Indiana University SPEA Edward J. Bloustein School of Planning and Public Policy University of Pennsylvania AIR American University

Poster Paper: The Role of the Social Safety Net in Mitigating Economic Inequality in California

Thursday, November 12, 2015
Riverfront South/Central (Hyatt Regency Miami)

*Names in bold indicate Presenter

Sarah Bohn and Caroline Danielson, Public Policy Institute of California
Researchers have devoted significant effort to improving the measurement of economic scarcity in the U.S. These efforts have resulted in the federal Research Supplemental Poverty Measure (SPM) and state-level measures including ours for California (Bohn, Danielson, Levin, Mattingly, and Wimer, 2013) and others (Cable 2013; Smeeding, 2013; NYCEO, 2012; Zedlewski et al, 2010). A key innovation of these approaches is the inclusion of large-scale safety net programs in the overall measure of resources that families use to help them make ends meet. These programs – the EITC, SNAP, TANF, SSI, school meals, and federal housing subsidies in the California case – substantially mitigate poverty. For example, the static effect of eliminating these programs is a roughly 37 percent increase in the state's overall poverty rate.  

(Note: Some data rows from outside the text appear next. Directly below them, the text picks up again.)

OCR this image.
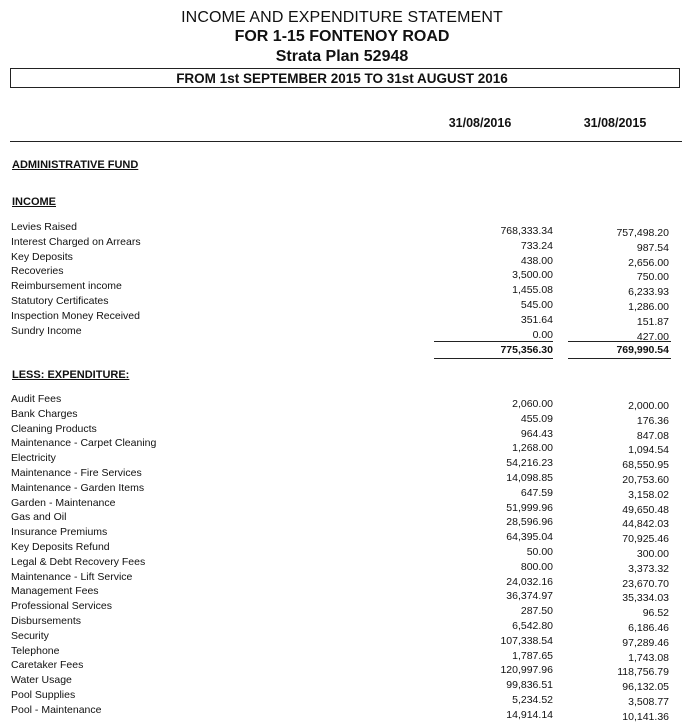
INCOME AND EXPENDITURE STATEMENT
FOR 1-15 FONTENOY ROAD
Strata Plan 52948
FROM 1st SEPTEMBER 2015 TO 31st AUGUST 2016
31/08/2016	31/08/2015
ADMINISTRATIVE FUND
INCOME
Levies Raised	768,333.34	757,498.20
Interest Charged on Arrears	733.24	987.54
Key Deposits	438.00	2,656.00
Recoveries	3,500.00	750.00
Reimbursement income	1,455.08	6,233.93
Statutory Certificates	545.00	1,286.00
Inspection Money Received	351.64	151.87
Sundry Income	0.00	427.00
775,356.30	769,990.54
LESS: EXPENDITURE:
Audit Fees	2,060.00	2,000.00
Bank Charges	455.09	176.36
Cleaning Products	964.43	847.08
Maintenance - Carpet Cleaning	1,268.00	1,094.54
Electricity	54,216.23	68,550.95
Maintenance - Fire Services	14,098.85	20,753.60
Maintenance - Garden Items	647.59	3,158.02
Garden - Maintenance	51,999.96	49,650.48
Gas and Oil	28,596.96	44,842.03
Insurance Premiums	64,395.04	70,925.46
Key Deposits Refund	50.00	300.00
Legal & Debt Recovery Fees	800.00	3,373.32
Maintenance - Lift Service	24,032.16	23,670.70
Management Fees	36,374.97	35,334.03
Professional Services	287.50	96.52
Disbursements	6,542.80	6,186.46
Security	107,338.54	97,289.46
Telephone	1,787.65	1,743.08
Caretaker Fees	120,997.96	118,756.79
Water Usage	99,836.51	96,132.05
Pool Supplies	5,234.52	3,508.77
Pool - Maintenance	14,914.14	10,141.36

This research has to-date been directed solely at poverty measurement. We suggest that the methodology also holds promise for enriching our assessments of economic inequality. In this paper, we develop metrics of inequality in resources, using the SPM resource concept that reflects after-tax cash income and near-cash supports like food and housing assistance. Our measure of resource inequality has a number of advantages over measures based on pre-tax cash income (Piketty and Saez, 2004).  The estimates are more comprehensive and accurate in the sense that all major safety net programs are included.  Pre-tax cash income includes TANF and SSI benefits but not EITC benefits, for example. Because our SPM-style measure for California was developed using the American Community Survey, we also have the advantage of a large sample with which we can investigate inequality across more fine demographic subgroups than is possible with studies based on the smaller Survey of Income and Program Participation or Current Population Survey (Congressional Budget Office, 2011; Moffitt, 2013). Our ACS-based methodology also uses restricted administrative data on SNAP and TANF participation to correct for survey underreporting which is substantial and varies by race (Bohn, Danielson, and McConville, 2014, Meyer, Mok and Sullivan, 2009), providing increased accuracy.

We address three main research questions in this paper. First, how much do resource inequality measures differ from traditional income inequality ones, especially comparisons made between the middle and the bottom of the distribution?  Second, by how much does each safety net program (and all together) reduce inequality?  Third, we explore how the distribution of resources would shift given changes in government programs. We create a set of reasonable changes to safety net policy based on recent state and federal policy discussions (e.g. EITC expansion, SNAP participation increase and decrease in churn). Where possible, we include behavioral responses to policy changes based on the literature (e.g., Schanzenbach and Hoynes, 2012; Eissa and Liebman, 1996). We will estimate upper and lower bounds by varying behavioral assumptions in the model (e.g., work responses and take-up of expanded programs).